The OpenAI HER offering is especially interesting; training and reinforcement gets a rethink. HER allows an agent to learn from failures. As Ackerman wrote, HER "reframes failures as successes in order to help robots learn more like humans."

Jackie Snow in MIT Technology Review observed that "It does that by looking at how every attempt at one task could be applied to others."

Snow added, "HER doesn't give robots rewards for getting a step of a task right—it only hands them out if the entire thing is done properly."

Reframing failures as successes? Ackerman offered this explanation: "To understand how HER works, imagine that you're up to bat in a game of baseball. Your goal is to hit a home run. On the first pitch, you hit a ball that goes foul. ...you've also learned exactly how to hit a foul ball...With hindsight experience replay, you decide to learn from what you just did anyway, essentially by saying, 'You know, if I'd wanted to hit a foul ball, that would have been perfect!'"

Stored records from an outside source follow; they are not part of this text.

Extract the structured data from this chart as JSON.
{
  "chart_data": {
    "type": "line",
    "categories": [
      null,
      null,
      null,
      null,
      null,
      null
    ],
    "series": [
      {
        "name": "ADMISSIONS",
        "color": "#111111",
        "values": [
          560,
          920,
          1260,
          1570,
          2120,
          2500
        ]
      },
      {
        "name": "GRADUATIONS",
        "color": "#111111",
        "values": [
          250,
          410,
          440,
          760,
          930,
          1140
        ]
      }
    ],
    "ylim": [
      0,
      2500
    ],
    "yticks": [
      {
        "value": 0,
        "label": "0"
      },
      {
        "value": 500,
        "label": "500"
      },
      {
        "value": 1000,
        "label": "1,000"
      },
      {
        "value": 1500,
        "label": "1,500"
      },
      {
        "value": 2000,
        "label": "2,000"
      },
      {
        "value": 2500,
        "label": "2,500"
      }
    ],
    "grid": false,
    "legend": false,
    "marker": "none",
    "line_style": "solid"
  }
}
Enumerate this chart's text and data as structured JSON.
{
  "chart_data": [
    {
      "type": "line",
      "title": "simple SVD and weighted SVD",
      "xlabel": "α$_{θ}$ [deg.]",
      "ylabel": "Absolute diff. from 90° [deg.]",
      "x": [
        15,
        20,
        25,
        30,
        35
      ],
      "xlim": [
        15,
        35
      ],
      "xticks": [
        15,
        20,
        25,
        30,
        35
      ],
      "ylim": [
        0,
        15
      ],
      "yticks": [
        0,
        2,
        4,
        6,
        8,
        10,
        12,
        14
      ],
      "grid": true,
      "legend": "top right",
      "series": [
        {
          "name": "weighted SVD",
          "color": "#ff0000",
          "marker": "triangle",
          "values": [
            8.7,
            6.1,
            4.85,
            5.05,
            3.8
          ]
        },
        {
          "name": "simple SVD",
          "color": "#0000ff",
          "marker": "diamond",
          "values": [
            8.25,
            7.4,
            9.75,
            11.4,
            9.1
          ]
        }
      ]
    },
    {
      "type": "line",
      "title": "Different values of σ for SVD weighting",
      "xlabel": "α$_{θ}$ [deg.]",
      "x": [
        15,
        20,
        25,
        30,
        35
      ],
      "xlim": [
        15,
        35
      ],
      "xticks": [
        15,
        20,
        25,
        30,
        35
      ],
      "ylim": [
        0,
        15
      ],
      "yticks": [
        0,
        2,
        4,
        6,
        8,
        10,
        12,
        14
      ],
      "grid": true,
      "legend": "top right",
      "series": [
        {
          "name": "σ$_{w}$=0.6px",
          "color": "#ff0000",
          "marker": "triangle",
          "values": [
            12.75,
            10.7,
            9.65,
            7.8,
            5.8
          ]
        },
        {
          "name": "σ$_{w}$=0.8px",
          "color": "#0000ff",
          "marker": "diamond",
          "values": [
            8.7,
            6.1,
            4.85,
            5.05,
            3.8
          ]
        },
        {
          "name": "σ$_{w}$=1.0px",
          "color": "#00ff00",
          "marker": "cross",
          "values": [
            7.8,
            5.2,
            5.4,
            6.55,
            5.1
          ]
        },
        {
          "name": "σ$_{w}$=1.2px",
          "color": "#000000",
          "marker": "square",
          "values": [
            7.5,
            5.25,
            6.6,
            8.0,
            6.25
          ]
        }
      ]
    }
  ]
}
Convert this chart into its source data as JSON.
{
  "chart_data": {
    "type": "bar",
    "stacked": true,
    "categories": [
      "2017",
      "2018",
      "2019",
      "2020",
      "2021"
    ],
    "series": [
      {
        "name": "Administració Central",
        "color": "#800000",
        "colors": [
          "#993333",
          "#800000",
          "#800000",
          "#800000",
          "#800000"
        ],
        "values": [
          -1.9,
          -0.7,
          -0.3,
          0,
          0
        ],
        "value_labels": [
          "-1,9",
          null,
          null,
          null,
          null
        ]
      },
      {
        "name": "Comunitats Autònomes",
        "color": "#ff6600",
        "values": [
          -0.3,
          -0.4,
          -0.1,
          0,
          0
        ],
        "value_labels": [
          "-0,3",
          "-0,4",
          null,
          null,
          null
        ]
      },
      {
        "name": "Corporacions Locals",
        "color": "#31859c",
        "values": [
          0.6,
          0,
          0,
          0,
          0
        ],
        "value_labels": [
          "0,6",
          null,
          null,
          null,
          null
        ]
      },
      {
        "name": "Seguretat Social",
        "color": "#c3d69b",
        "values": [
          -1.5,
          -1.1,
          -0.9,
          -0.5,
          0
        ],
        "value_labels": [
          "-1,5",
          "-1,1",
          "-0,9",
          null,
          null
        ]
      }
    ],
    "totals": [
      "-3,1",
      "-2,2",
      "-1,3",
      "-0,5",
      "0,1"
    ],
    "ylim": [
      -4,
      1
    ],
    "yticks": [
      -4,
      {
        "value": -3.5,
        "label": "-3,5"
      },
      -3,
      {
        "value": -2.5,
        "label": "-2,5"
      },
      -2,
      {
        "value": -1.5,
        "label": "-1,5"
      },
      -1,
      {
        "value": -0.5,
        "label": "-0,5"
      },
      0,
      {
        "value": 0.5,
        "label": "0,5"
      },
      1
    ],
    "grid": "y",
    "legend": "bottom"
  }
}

How good is the HER implementation? "Our results show that HER can learn successful policies on most of the new robotics problems from only sparse rewards."

Kids playing blindfold games often tell the player, "You're getting warm, warmer." Key words in appreciating their research are sparse and dense rewards.

"Most reinforcement learning algorithms use 'dense rewards,' explained Ackerman, "where the robot gets cookies of different sizes depending on how close it gets to completing a task...Sparse rewards mean that the robot gets just one cookie only if it succeeds, and that's it: Easier to measure, easier to program, and easier to implement."